Speaking by telephone from an undisclosed location in Britain, Banksy said he conducted all four operations on March 13, helped by accomplices who filmed him and provided distractions where necessary.

"They staged a gay tiff (lovers' quarrel), shouting very loudly and obnoxiously," said the artist, declining to give his real name or any personal details beyond his occupation as a professional painter and decorator.

It is not the first time he has staged such stunts. Last year he smuggled work into the Louvre in Paris and London's Tate, attracting attention in the British media.

"My sister inspired me to do it. She was throwing away loads of my pictures one day and I asked her why. She said 'It's not like they're going to be hanging in the Louvre."'

He took that as a challenge. "I thought why wait until I'm dead," he said.

And from the Times:

Marc Schiller, a founder of the Web site, said the pictures were sent to him yesterday along with a statement from the artist that said: "This historic occasion has less to do with finally being embraced by the fine-art establishment and is more about the judicious use of a fake beard and some high-strength glue."

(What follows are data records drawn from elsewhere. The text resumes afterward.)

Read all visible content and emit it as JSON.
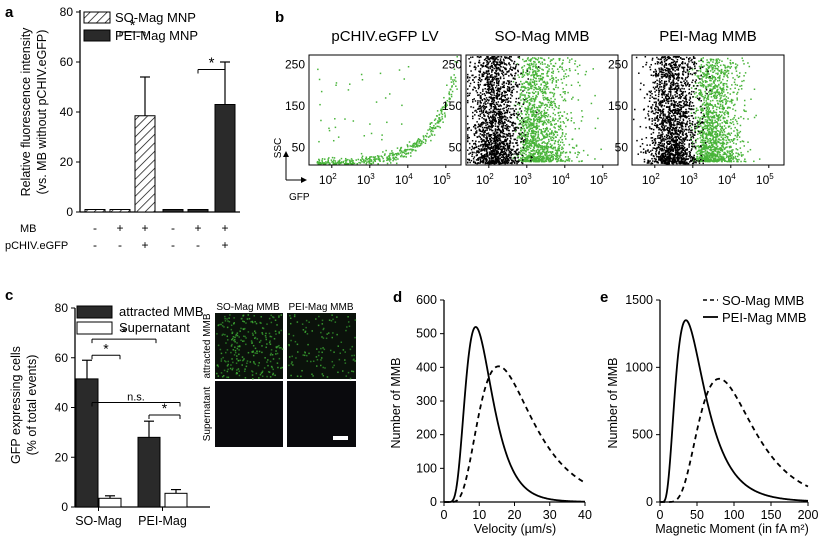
{
  "panels": {
    "a": "a",
    "b": "b",
    "c": "c",
    "d": "d",
    "e": "e"
  },
  "colors": {
    "black_bar": "#2a2a2a",
    "gfp": "#49b43a",
    "scatter_black": "#000000"
  },
  "chart_data": [
    {
      "id": "a",
      "type": "bar",
      "ylabel_lines": [
        "Relative fluorescence intensity",
        "(vs. MB without pCHIV.eGFP)"
      ],
      "ylim": [
        0,
        80
      ],
      "yticks": [
        "0",
        "20",
        "40",
        "60",
        "80"
      ],
      "legend": [
        {
          "name": "SO-Mag MNP",
          "pattern": "hatched"
        },
        {
          "name": "PEI-Mag MNP",
          "pattern": "solid"
        }
      ],
      "row_labels": [
        "MB",
        "pCHIV.eGFP"
      ],
      "conditions": [
        {
          "series": "SO-Mag MNP",
          "MB": "-",
          "pCHIV": "-",
          "value": 1,
          "err": 0
        },
        {
          "series": "SO-Mag MNP",
          "MB": "+",
          "pCHIV": "-",
          "value": 1,
          "err": 0
        },
        {
          "series": "SO-Mag MNP",
          "MB": "+",
          "pCHIV": "+",
          "value": 38.5,
          "err": 15.5
        },
        {
          "series": "PEI-Mag MNP",
          "MB": "-",
          "pCHIV": "-",
          "value": 1,
          "err": 0
        },
        {
          "series": "PEI-Mag MNP",
          "MB": "+",
          "pCHIV": "-",
          "value": 1,
          "err": 0
        },
        {
          "series": "PEI-Mag MNP",
          "MB": "+",
          "pCHIV": "+",
          "value": 43,
          "err": 17
        }
      ],
      "significance": [
        "*",
        "*"
      ]
    },
    {
      "id": "b",
      "type": "scatter",
      "xlabel": "GFP",
      "ylabel": "SSC",
      "subplots": [
        "pCHIV.eGFP LV",
        "SO-Mag MMB",
        "PEI-Mag MMB"
      ],
      "yticks": [
        "50",
        "150",
        "250"
      ],
      "xticks": [
        "10",
        "10",
        "10",
        "10"
      ],
      "xtick_exps": [
        "2",
        "3",
        "4",
        "5"
      ]
    },
    {
      "id": "c",
      "type": "bar",
      "ylabel_lines": [
        "GFP expressing cells",
        "(% of total events)"
      ],
      "ylim": [
        0,
        80
      ],
      "yticks": [
        "0",
        "20",
        "40",
        "60",
        "80"
      ],
      "categories": [
        "SO-Mag",
        "PEI-Mag"
      ],
      "series": [
        {
          "name": "attracted MMB",
          "values": [
            51.5,
            28
          ],
          "errors": [
            7.5,
            6.5
          ]
        },
        {
          "name": "Supernatant",
          "values": [
            3.5,
            5.5
          ],
          "errors": [
            1,
            1.5
          ]
        }
      ],
      "significance": [
        "*",
        "*",
        "n.s.",
        "*"
      ],
      "image_labels": {
        "cols": [
          "SO-Mag MMB",
          "PEI-Mag MMB"
        ],
        "rows": [
          "attracted MMB",
          "Supernatant"
        ]
      }
    },
    {
      "id": "d",
      "type": "line",
      "xlabel": "Velocity (µm/s)",
      "ylabel": "Number of MMB",
      "xlim": [
        0,
        40
      ],
      "ylim": [
        0,
        600
      ],
      "xticks": [
        "0",
        "10",
        "20",
        "30",
        "40"
      ],
      "yticks": [
        "0",
        "100",
        "200",
        "300",
        "400",
        "500",
        "600"
      ],
      "series": [
        {
          "name": "PEI-Mag MMB",
          "style": "solid",
          "peak_x": 9,
          "peak_y": 520
        },
        {
          "name": "SO-Mag MMB",
          "style": "dashed",
          "peak_x": 15.5,
          "peak_y": 403
        }
      ]
    },
    {
      "id": "e",
      "type": "line",
      "xlabel": "Magnetic Moment (in fA m²)",
      "ylabel": "Number of MMB",
      "xlim": [
        0,
        200
      ],
      "ylim": [
        0,
        1500
      ],
      "xticks": [
        "0",
        "50",
        "100",
        "150",
        "200"
      ],
      "yticks": [
        "0",
        "500",
        "1000",
        "1500"
      ],
      "legend": [
        {
          "name": "SO-Mag MMB",
          "style": "dashed"
        },
        {
          "name": "PEI-Mag MMB",
          "style": "solid"
        }
      ],
      "series": [
        {
          "name": "PEI-Mag MMB",
          "style": "solid",
          "peak_x": 35,
          "peak_y": 1350
        },
        {
          "name": "SO-Mag MMB",
          "style": "dashed",
          "peak_x": 80,
          "peak_y": 915
        }
      ]
    }
  ]
}
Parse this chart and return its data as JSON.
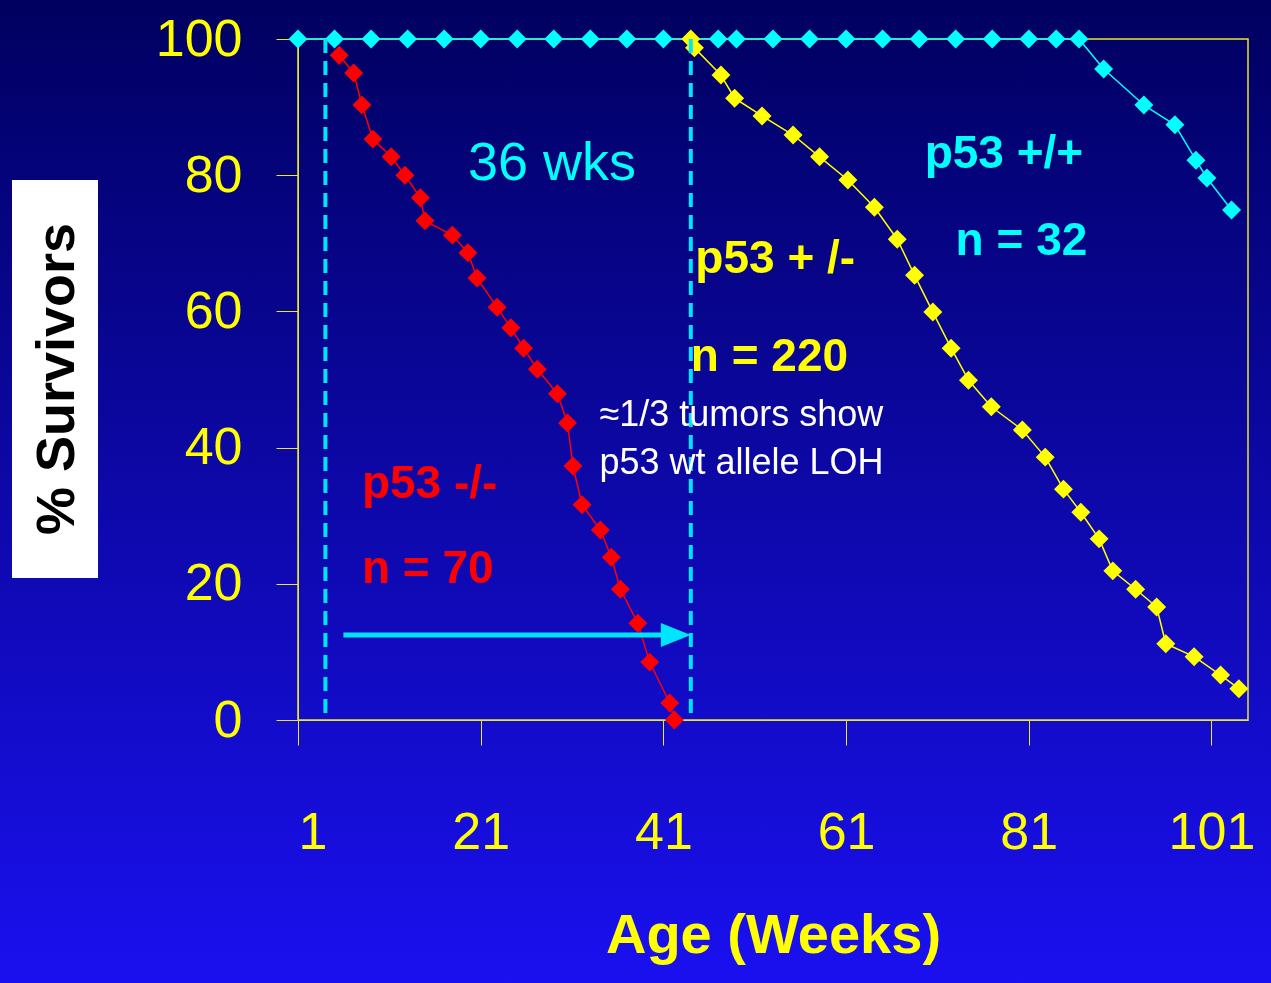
{
  "chart_data": {
    "type": "line",
    "xlabel": "Age (Weeks)",
    "ylabel": "% Survivors",
    "xlim": [
      1,
      105
    ],
    "xticks": [
      1,
      21,
      41,
      61,
      81,
      101
    ],
    "ylim": [
      0,
      100
    ],
    "yticks": [
      0,
      20,
      40,
      60,
      80,
      100
    ],
    "grid": false,
    "marker": "diamond",
    "line_style": "solid",
    "annotations": [
      "36 wks",
      "n = 70",
      "n = 220",
      "n = 32",
      "≈1/3 tumors show\np53 wt allele LOH"
    ],
    "ref_lines": [
      {
        "axis": "x",
        "value": 4,
        "color": "#00e5ff",
        "line_style": "dashed"
      },
      {
        "axis": "x",
        "value": 44,
        "color": "#00e5ff",
        "line_style": "dashed"
      }
    ],
    "series": [
      {
        "name": "p53 -/-",
        "color": "#ff0000",
        "x": [
          5.5,
          7.1,
          8,
          9.2,
          11.2,
          12.7,
          14.4,
          14.9,
          17.9,
          19.6,
          20.6,
          22.8,
          24.3,
          25.7,
          27.2,
          29.4,
          30.5,
          31.1,
          32.1,
          34.1,
          35.3,
          36.3,
          38.2,
          39.5,
          41.7,
          42.2
        ],
        "values": [
          97.6,
          95,
          90.3,
          85.3,
          82.7,
          80,
          76.7,
          73.3,
          71.2,
          68.6,
          64.9,
          60.6,
          57.6,
          54.6,
          51.5,
          47.9,
          43.6,
          37.3,
          31.6,
          27.9,
          23.9,
          19.2,
          14.2,
          8.5,
          2.5,
          0
        ]
      },
      {
        "name": "p53 + /-",
        "color": "#ffff00",
        "x": [
          44,
          44.4,
          47.3,
          48.8,
          51.8,
          55.2,
          58.1,
          61.2,
          64.1,
          66.6,
          68.5,
          70.5,
          72.5,
          74.4,
          76.9,
          80.3,
          82.8,
          84.8,
          86.7,
          88.7,
          90.2,
          92.7,
          95,
          96,
          99.1,
          102,
          104
        ],
        "values": [
          100,
          98.7,
          94.7,
          91.3,
          88.7,
          85.9,
          82.7,
          79.3,
          75.3,
          70.6,
          65.3,
          59.9,
          54.6,
          49.9,
          46,
          42.6,
          38.6,
          33.9,
          30.5,
          26.6,
          21.9,
          19.2,
          16.6,
          11.2,
          9.3,
          6.6,
          4.6
        ]
      },
      {
        "name": "p53 +/+",
        "color": "#00ffff",
        "x": [
          1,
          5,
          9,
          13,
          17,
          21,
          25,
          29,
          33,
          37,
          41,
          47,
          49,
          53,
          57,
          61,
          65,
          69,
          73,
          77,
          81,
          84,
          86.5,
          89.2,
          93.6,
          97,
          99.3,
          100.5,
          103.2
        ],
        "values": [
          100,
          100,
          100,
          100,
          100,
          100,
          100,
          100,
          100,
          100,
          100,
          100,
          100,
          100,
          100,
          100,
          100,
          100,
          100,
          100,
          100,
          100,
          100,
          95.6,
          90.3,
          87.4,
          82.2,
          79.6,
          74.9
        ]
      }
    ]
  }
}
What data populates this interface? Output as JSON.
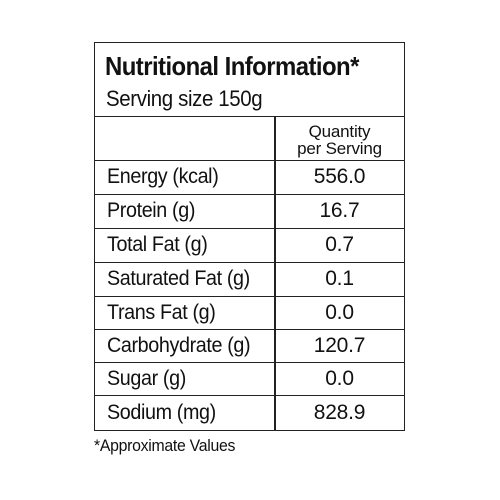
{
  "panel": {
    "title": "Nutritional Information*",
    "serving_size": "Serving size 150g",
    "column_header_line1": "Quantity",
    "column_header_line2": "per Serving"
  },
  "rows": [
    {
      "nutrient": "Energy (kcal)",
      "value": "556.0"
    },
    {
      "nutrient": "Protein (g)",
      "value": "16.7"
    },
    {
      "nutrient": "Total Fat (g)",
      "value": "0.7"
    },
    {
      "nutrient": "Saturated Fat (g)",
      "value": "0.1"
    },
    {
      "nutrient": "Trans Fat (g)",
      "value": "0.0"
    },
    {
      "nutrient": "Carbohydrate (g)",
      "value": "120.7"
    },
    {
      "nutrient": "Sugar (g)",
      "value": "0.0"
    },
    {
      "nutrient": "Sodium (mg)",
      "value": "828.9"
    }
  ],
  "footnote": "*Approximate Values"
}
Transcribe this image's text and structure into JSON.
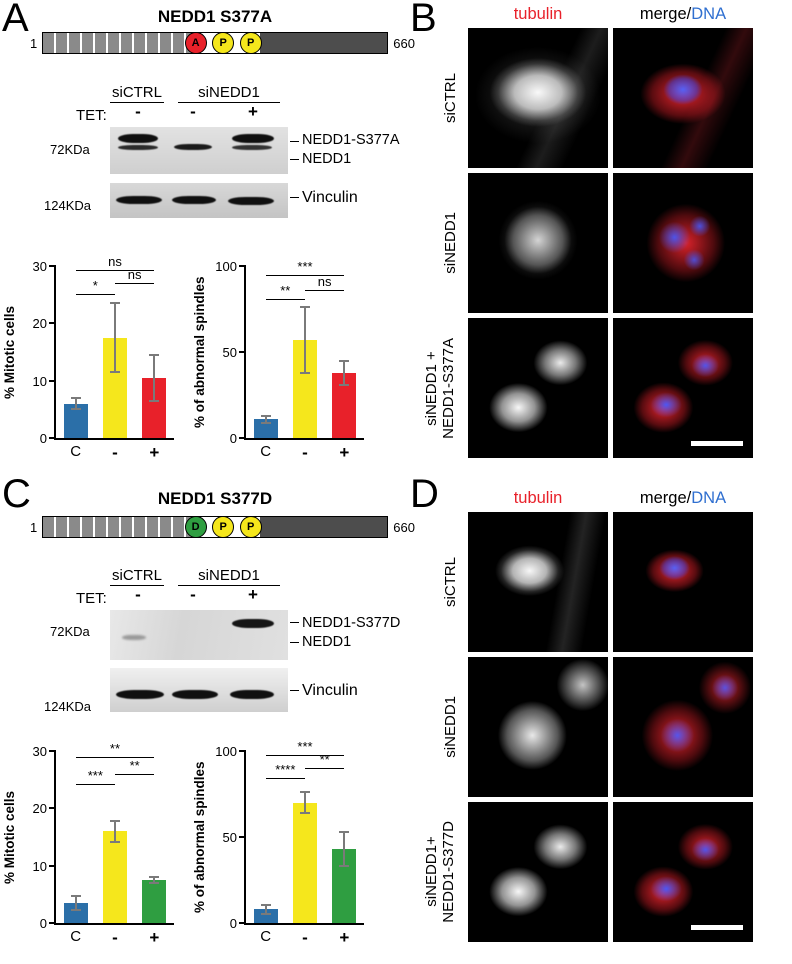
{
  "figure": {
    "colors": {
      "bar_blue": "#2b6fa8",
      "bar_yellow": "#f5e71c",
      "bar_red": "#e8212a",
      "bar_green": "#2f9e41",
      "tubulin_label": "#e8212a",
      "dna_label": "#2f6fd0"
    },
    "panels": {
      "A": {
        "label": "A",
        "title": "NEDD1 S377A",
        "schematic": {
          "start": "1",
          "end": "660",
          "residues": [
            {
              "letter": "A",
              "color": "#e8212a"
            },
            {
              "letter": "P",
              "color": "#f5e71c"
            },
            {
              "letter": "P",
              "color": "#f5e71c"
            }
          ]
        },
        "blot": {
          "group_labels": [
            "siCTRL",
            "siNEDD1"
          ],
          "tet_label": "TET:",
          "tet_values": [
            "-",
            "-",
            "+"
          ],
          "marker_top": "72KDa",
          "marker_bottom": "124KDa",
          "band_labels": [
            "NEDD1-S377A",
            "NEDD1"
          ],
          "loading_control": "Vinculin"
        }
      },
      "B": {
        "label": "B",
        "col_headers": {
          "tubulin": "tubulin",
          "merge": "merge/",
          "dna": "DNA"
        },
        "row_labels": [
          "siCTRL",
          "siNEDD1"
        ],
        "row3_labels": [
          "siNEDD1 +",
          "NEDD1-S377A"
        ]
      },
      "C": {
        "label": "C",
        "title": "NEDD1 S377D",
        "schematic": {
          "start": "1",
          "end": "660",
          "residues": [
            {
              "letter": "D",
              "color": "#2f9e41"
            },
            {
              "letter": "P",
              "color": "#f5e71c"
            },
            {
              "letter": "P",
              "color": "#f5e71c"
            }
          ]
        },
        "blot": {
          "group_labels": [
            "siCTRL",
            "siNEDD1"
          ],
          "tet_label": "TET:",
          "tet_values": [
            "-",
            "-",
            "+"
          ],
          "marker_top": "72KDa",
          "marker_bottom": "124KDa",
          "band_labels": [
            "NEDD1-S377D",
            "NEDD1"
          ],
          "loading_control": "Vinculin"
        }
      },
      "D": {
        "label": "D",
        "col_headers": {
          "tubulin": "tubulin",
          "merge": "merge/",
          "dna": "DNA"
        },
        "row_labels": [
          "siCTRL",
          "siNEDD1"
        ],
        "row3_labels": [
          "siNEDD1+",
          "NEDD1-S377D"
        ]
      }
    }
  },
  "chart_data": [
    {
      "type": "bar",
      "id": "mitotic-cells-S377A",
      "ylabel": "% Mitotic cells",
      "categories": [
        "C",
        "-",
        "+"
      ],
      "values": [
        6,
        17.5,
        10.5
      ],
      "errors": [
        1,
        6,
        4
      ],
      "colors": [
        "#2b6fa8",
        "#f5e71c",
        "#e8212a"
      ],
      "ylim": [
        0,
        30
      ],
      "yticks": [
        0,
        10,
        20,
        30
      ],
      "significance": [
        {
          "from": 0,
          "to": 1,
          "y": 25,
          "label": "*"
        },
        {
          "from": 1,
          "to": 2,
          "y": 26.8,
          "label": "ns"
        },
        {
          "from": 0,
          "to": 2,
          "y": 29.2,
          "label": "ns"
        }
      ]
    },
    {
      "type": "bar",
      "id": "abnormal-spindles-S377A",
      "ylabel": "% of abnormal spindles",
      "categories": [
        "C",
        "-",
        "+"
      ],
      "values": [
        11,
        57,
        38
      ],
      "errors": [
        2,
        19,
        7
      ],
      "colors": [
        "#2b6fa8",
        "#f5e71c",
        "#e8212a"
      ],
      "ylim": [
        0,
        100
      ],
      "yticks": [
        0,
        50,
        100
      ],
      "significance": [
        {
          "from": 0,
          "to": 1,
          "y": 80,
          "label": "**"
        },
        {
          "from": 1,
          "to": 2,
          "y": 85.5,
          "label": "ns"
        },
        {
          "from": 0,
          "to": 2,
          "y": 94,
          "label": "***"
        }
      ]
    },
    {
      "type": "bar",
      "id": "mitotic-cells-S377D",
      "ylabel": "% Mitotic cells",
      "categories": [
        "C",
        "-",
        "+"
      ],
      "values": [
        3.5,
        16,
        7.5
      ],
      "errors": [
        1.2,
        1.8,
        0.5
      ],
      "colors": [
        "#2b6fa8",
        "#f5e71c",
        "#2f9e41"
      ],
      "ylim": [
        0,
        30
      ],
      "yticks": [
        0,
        10,
        20,
        30
      ],
      "significance": [
        {
          "from": 0,
          "to": 1,
          "y": 24,
          "label": "***"
        },
        {
          "from": 1,
          "to": 2,
          "y": 25.8,
          "label": "**"
        },
        {
          "from": 0,
          "to": 2,
          "y": 28.8,
          "label": "**"
        }
      ]
    },
    {
      "type": "bar",
      "id": "abnormal-spindles-S377D",
      "ylabel": "% of abnormal spindles",
      "categories": [
        "C",
        "-",
        "+"
      ],
      "values": [
        8,
        70,
        43
      ],
      "errors": [
        2.5,
        6,
        10
      ],
      "colors": [
        "#2b6fa8",
        "#f5e71c",
        "#2f9e41"
      ],
      "ylim": [
        0,
        100
      ],
      "yticks": [
        0,
        50,
        100
      ],
      "significance": [
        {
          "from": 0,
          "to": 1,
          "y": 84,
          "label": "****"
        },
        {
          "from": 1,
          "to": 2,
          "y": 89.5,
          "label": "**"
        },
        {
          "from": 0,
          "to": 2,
          "y": 97,
          "label": "***"
        }
      ]
    }
  ]
}
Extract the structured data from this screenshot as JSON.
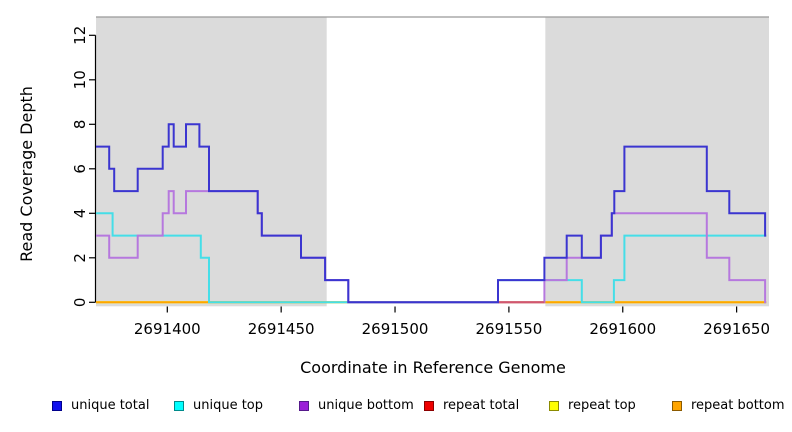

Mr. Schiller said the artist had returned to London and would not consent to a telephone interview. But in an e-mail exchange yesterday afternoon, conducted with Mr. Schiller's help, Banksy - who prefers to be called not an artist, but a "quality vandal" - said he decided to invade those four New York museums for a simple reason.

"I've wandered round a lot of art galleries thinking, 'I could have done that,' so it seemed only right that I should try," he wrote. "These galleries are just trophy cabinets for a handful of millionaires. The public never has any real say in what art they see."

He said he had entered all of the museums during normal visitors' hours. Asked how he was able to hang his works without being noticed by museum guards or security cameras, Banksy responded rather opaquely. "You just have to glue on a fake beard and move with the times," he said.

He added that he had thought about storming the Guggenheim, but was too intimidated. "I would have had to appear between two Picassos," he wrote. "And I'm not good enough to get away with that."





A visitor at the Brooklyn Museum checks out Banksy's handiwork.

3 comments:

Jim said...

David Wells has actually done that same thing, though unfortunately he hasn't been profiled in any newspapers as far as I know. On his road trip around the country last year, DW had his travel companions photograph him holding up his paintings inside various museums, including the UFO museum in Roswell. It's too bad his thunder is being stolen by this other dude.

mas said...

I must have been oblivious freshman year because I have absolutely no recollection of this SGA stuff.

youthlarge said...

not to be contrarian, but holding up art and actually hanging it on a museum wall is a pretty different, right? on that note, DW should grow a moustache!